La thèse de l'A. - qui n'entend pas faire oeuvre polémique - est de montrer qu'en définitive, même si le document Nous nous souvenons est d'une importance capitale pour les relations entre judaïsme et catholicisme, il ne peut que provoquer le regret dans le chef du premier car, par toute espèce de procédés littéraires, l'Église catholique, tout en «regrettant» toutes les formes d'antisémitisme, estime n'en être finalement pas responsable, en particulier du sort réservés aux Juifs durant la seconde guerre mondiale.
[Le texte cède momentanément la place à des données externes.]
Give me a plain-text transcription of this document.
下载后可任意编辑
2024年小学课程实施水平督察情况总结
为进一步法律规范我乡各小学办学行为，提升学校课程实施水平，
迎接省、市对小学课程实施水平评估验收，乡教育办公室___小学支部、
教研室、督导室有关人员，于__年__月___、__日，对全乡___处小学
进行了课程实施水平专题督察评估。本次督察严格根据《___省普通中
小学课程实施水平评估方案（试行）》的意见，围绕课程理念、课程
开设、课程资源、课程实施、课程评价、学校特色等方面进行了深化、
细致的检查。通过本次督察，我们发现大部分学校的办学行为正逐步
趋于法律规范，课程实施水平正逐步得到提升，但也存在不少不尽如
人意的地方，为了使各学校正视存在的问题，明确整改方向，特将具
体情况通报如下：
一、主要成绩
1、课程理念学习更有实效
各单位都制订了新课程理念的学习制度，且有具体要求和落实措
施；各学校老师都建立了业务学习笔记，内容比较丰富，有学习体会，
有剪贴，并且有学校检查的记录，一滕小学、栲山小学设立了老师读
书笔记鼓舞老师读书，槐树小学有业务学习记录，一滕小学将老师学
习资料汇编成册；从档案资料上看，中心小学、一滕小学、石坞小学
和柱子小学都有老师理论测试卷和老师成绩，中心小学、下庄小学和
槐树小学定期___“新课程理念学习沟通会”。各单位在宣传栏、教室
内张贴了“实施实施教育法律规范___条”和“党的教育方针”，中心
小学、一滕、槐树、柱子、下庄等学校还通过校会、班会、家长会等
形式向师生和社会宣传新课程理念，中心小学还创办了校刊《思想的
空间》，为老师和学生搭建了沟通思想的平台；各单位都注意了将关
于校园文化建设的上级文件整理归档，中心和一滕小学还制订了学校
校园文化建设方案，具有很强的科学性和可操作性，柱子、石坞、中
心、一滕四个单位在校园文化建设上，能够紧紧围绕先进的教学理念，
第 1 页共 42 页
Indépendamment de quelques erreurs de faits (qui ne prêtent d'ailleurs pas à grande conséquence pour la compréhension générale de l'ouvrage: le Vatican n'est pas le Saint-Siège, et Nostra Aetate ne concerne pas la liturgie mais les relations de l'Église catholique avec les religions non chrétiennes), il me paraît possible de suivre l'A. sur certains points; ce qui n'empêche pas que persistent des points d'interrogation. Il est indéniable que le christianisme a toujours éprouvé une grande difficulté à se situer par rapport au judaïsme, qu'il considère comme la racine privilégiée de sa foi et de son existence. Question: la faute incombe-t-elle au seul christianisme ? N'a-t-il pas, lui aussi, été l'objet d'un certain mépris de la part du «frère aîné»? D'autre part, l'attitude du Saint-Siège face au nazisme n'a sans doute pas eu toute la fermeté que la situation exigeait. Encore faut-il nuancer certaines positions. La condamnation du nazisme par Pie XI était sans appel. On peut comprendre que le monde juif n'ait pas apprécié qu'il ne fût pas le seul objet des cris de Pie XI, celui-ci jugeant que le nazisme était radicalement plus pervers que le seul antisémitisme car il s'attaquait à toute forme d'authentique humanité. Dans le cas de Pie XII, l'affaire me paraît plus complexe et il faudrait la discuter fort longuement. On ne peut que rejoindre l'A. qui estime nécessaire un accès direct aux archives et que celles-ci ne soient pas réservées à certains «privilégiés». Mais il semble que le problème est plus radical encore que l'accès aux archives existantes. En admettant que tous les chercheurs puissent examiner toutes les pièces, la question serait-elle pour autant résolue? On aura beau produire quantité de pièces qui attestent le tourment du Pontife au sujet du peuple juif, manquera toujours à l'appel LE document PUBLIC qui aurait explicitement condamné le sort réservé alors aux Juifs.
Cela étant, la question qui me paraît fondamentale après la lecture de l'ouvrage de G.-E. S. est la suivante: le judaïsme accepte-t-il qu'une autre instance que lui-même «apprécie» tout ce qu'il a enduré? Si je comprends bien l'A., il semble que la réponse soit négative. Et j'ajouterais: «malheureusement». Car dans ce cas, l'Église catholique n'a plus qu'à se taire - mais le judaïsme serait-il en accord avec cela? - ou/et à reconnaître une entière culpabilité face au malheur du peuple juif. Derrière une telle prétention du judaïsme, se trouve, à mon avis, une conception du mal qui n'est très vraisemblablement pas la même dans les deux religions. Pour le christianisme, le mal est par nature irrationnel, mais n'est jamais le dernier mot sur son auteur; un pardon est toujours possible. En va-t-il de même pour la foi juive?
Terminons par une mise en garde. De nos jours, il est de bon ton de taxer d'antisémite quiconque ose critiquer une position juive. Que l'A. et tout autre lecteur ne voient pas dans mes propos une «opposition» de principe. Le mal causé aux Juifs fut trop grand. Tenter de l'atténuer serait un mal plus grand encore. Ma critique n'est qu'un essai (bien modeste certes) pour mieux comprendre le passé et voir comment ne plus en arriver à de telles extrémités. - B. Joassart, S. J.